Sunday, 19 November 2017

Descendants of Dinosaurs

A few photos that I think are good to look at!

The Frogmouth chicks are getting close to leaving the nest.  Judging by the amount of noise coming from our dam, they will have been getting plenty of food delivered to them.

 Obviously the chicks are very aware of their surroundings, giving me the eye as I photograph them.  There are some details of later in the day below this next photograph.

I'm not sure if this Gippsland Water Dragon was looking at me or not as I photographed from the car parked on our Creek crossing.
Getting back to the Frogmouths.  On checking my records it seems that on average timing the chicks will leave the nest tomorrow night, 20 November.  So I also consulted my records of last years flight process and it seemed that activity started between 1945 and 200 Hrs, so tonight, 19 November, I watched them from 1945 onwards.

The male adult left the nest at 2002.  This caused the chicks to wander about the nest but not do any wing flapping.  At 2008 the female flew into the tree perching a few metres away from the nest.  The chicks immediately started bobbing up and down and stretching their wings.  At 2010 the male returned and fed at least one of the chicks: he flew off again after about a minute and the female left at 2012.  That stirred the chicks up: much hopping around and flapping wings.  They didn't seem to get much lift, so I think they need another day - at least.  By 2020 it was too dark to see anything.

The next morning - 20 November - at 0530 the nest was occupied by the male and both chicks.  There was much movement in the nest at various times during the day.  I resumed fledge-watch at 20:00.  The chicks were both boisterous but Dad didn't leave until 20:09.  The chicks then hopped around the nest and surrounds with much wing flapping.  About 20;15 Dad returned and fed a chick. and Mum delivered a serve a couple of minutes later.  By 20:25 I could see nothing, but both chicks were still in the nest.

When I checked the nest at 0520 on 21 November it appeared to be empty.  However 10 minutes later, in much better light at least one adult was present, and a little later one chick was evident.  Finally both chicks were spotted about 0830.  Mum was elsewhere.  In this first photo I am amused by the posture of the most visible chick.
 This one shows how the chicks are not really in the nest!
Later in the day they had gone walkabout even more!
 Down at ground level a Blotched Blue-tongued Lizard paid us a visit
 Perhaps that should be Blotched Pink and Blue-tongued Lizard
In the evening dad flew off at 2006.  Then at 2009 one of the chicks took wing and flew to the other side of the nest tree (perhaps 10m) where Dad was perching.  It stayed there for about 10 minutes then took off while I was looking at the other chick.  That got fed by Mum about 2018 but was still in the nest when it got too dark to see anything at 2025.
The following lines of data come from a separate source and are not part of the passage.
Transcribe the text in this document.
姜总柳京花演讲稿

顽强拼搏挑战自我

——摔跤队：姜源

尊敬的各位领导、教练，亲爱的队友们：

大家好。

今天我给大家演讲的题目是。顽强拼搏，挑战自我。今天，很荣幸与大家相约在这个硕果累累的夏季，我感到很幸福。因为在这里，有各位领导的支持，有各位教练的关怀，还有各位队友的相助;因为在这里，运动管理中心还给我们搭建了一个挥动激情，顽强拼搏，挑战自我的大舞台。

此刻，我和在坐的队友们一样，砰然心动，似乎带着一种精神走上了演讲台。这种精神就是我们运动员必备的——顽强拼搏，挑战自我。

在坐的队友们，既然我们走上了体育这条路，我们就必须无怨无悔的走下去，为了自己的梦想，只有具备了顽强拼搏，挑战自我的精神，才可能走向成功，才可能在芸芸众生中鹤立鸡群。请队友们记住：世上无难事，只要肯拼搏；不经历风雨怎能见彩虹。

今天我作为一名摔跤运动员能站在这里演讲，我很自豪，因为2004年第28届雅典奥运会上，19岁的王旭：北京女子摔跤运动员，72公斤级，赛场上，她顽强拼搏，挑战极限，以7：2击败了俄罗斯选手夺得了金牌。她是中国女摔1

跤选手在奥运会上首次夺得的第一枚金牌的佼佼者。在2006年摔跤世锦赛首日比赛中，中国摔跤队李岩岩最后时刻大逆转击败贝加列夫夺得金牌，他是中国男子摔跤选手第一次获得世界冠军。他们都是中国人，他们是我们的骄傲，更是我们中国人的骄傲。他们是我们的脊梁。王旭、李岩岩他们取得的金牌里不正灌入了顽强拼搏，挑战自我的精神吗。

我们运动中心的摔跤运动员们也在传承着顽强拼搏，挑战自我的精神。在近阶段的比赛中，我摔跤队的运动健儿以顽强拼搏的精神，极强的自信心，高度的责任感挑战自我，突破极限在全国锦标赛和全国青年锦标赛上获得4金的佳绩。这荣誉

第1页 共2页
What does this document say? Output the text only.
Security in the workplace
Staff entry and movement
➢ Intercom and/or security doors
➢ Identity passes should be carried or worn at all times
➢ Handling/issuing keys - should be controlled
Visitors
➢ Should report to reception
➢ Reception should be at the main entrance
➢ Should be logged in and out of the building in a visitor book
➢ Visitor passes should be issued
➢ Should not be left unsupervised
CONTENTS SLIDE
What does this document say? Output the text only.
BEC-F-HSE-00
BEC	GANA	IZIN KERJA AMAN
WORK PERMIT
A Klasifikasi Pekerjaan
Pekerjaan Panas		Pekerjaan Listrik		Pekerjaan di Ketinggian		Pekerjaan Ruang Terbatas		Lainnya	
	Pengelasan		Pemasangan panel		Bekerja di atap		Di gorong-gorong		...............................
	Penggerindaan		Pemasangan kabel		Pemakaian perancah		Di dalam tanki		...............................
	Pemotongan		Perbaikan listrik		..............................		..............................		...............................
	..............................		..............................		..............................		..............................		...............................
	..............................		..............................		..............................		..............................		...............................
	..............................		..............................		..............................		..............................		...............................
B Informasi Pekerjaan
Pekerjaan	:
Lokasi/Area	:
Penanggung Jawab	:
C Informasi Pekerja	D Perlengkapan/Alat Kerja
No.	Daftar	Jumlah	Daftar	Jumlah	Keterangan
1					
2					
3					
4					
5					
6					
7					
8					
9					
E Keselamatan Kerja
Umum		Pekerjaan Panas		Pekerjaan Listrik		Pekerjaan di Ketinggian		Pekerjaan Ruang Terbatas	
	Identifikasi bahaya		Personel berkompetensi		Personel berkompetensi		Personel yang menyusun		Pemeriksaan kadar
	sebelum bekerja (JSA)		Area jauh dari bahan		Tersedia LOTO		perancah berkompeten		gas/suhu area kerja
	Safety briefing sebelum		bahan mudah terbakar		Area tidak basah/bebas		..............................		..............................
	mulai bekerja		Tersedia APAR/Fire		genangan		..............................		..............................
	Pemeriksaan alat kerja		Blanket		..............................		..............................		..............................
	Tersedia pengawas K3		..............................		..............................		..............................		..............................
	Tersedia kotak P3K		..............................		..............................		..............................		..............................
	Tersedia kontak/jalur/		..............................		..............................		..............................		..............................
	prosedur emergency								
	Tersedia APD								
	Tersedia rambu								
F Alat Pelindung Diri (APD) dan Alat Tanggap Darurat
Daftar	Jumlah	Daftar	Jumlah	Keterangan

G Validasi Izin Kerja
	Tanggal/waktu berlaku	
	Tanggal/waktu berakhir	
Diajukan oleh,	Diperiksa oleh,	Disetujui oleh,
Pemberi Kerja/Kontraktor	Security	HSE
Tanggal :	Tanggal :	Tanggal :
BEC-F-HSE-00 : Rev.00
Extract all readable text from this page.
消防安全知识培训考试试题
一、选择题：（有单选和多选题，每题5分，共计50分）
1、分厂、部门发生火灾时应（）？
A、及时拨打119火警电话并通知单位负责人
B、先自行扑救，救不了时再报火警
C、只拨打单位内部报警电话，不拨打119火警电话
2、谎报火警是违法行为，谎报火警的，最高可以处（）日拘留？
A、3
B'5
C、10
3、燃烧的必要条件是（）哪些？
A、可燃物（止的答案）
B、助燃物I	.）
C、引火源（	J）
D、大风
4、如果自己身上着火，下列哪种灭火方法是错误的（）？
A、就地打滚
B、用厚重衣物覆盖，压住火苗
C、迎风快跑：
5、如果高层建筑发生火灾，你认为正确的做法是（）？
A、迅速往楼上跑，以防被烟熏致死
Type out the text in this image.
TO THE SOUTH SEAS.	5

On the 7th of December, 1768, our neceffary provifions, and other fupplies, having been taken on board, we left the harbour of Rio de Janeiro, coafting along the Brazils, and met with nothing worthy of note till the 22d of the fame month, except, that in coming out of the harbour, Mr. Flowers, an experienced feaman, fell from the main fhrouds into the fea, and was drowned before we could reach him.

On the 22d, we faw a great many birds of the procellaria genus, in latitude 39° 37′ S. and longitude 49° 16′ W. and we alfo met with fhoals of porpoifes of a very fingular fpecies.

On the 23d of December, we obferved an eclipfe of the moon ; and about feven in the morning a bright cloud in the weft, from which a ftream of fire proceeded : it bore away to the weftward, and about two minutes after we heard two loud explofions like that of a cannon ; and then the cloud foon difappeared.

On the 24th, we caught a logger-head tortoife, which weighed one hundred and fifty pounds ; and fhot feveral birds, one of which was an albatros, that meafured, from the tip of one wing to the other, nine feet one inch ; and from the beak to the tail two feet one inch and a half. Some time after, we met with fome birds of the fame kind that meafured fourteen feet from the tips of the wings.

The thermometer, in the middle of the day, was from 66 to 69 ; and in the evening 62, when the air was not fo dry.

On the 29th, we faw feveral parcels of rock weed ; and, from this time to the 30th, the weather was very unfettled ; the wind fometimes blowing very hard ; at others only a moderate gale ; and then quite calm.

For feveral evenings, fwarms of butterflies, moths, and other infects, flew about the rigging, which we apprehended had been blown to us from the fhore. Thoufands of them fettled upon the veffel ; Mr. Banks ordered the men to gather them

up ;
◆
On the morning of 22 November the nest was empty.  The following is from an email I posted to the COG Chatline:
They were very late starting to build the nest this year (6 September vs a modal date of 21 August) but caught up a bit with quick nest building (14 days vs an average of 16.5 days).  Since then processes have been pretty much on average.   Incubation was 28 days as it has been for 5 of the 8 years for which I have records (1 years of 27 days and 2 of 29 days) and the chicks were in the nest for 35 days rather than an average of 34 days (excluding last year which was a very long 41 days - I think a reflection of a very wet Winter). 
The family have set up for the day in a tree about 30m from the nest.  Dad and the chicks are snuggled, with Mum on a different branch.

Needless to say this was right over th track where the fencing contractors were going back and forth all day in their ute.  Sorry Froggies, toughen up - its a hard world out here.

The next day the male and chicks weren't where they had been.  However, a little searching turned them up in an area I've never seen them use before, about 20m further from the nest.  They seemed quite relaxed there, even though it was one of the lower roosts I have seen them use.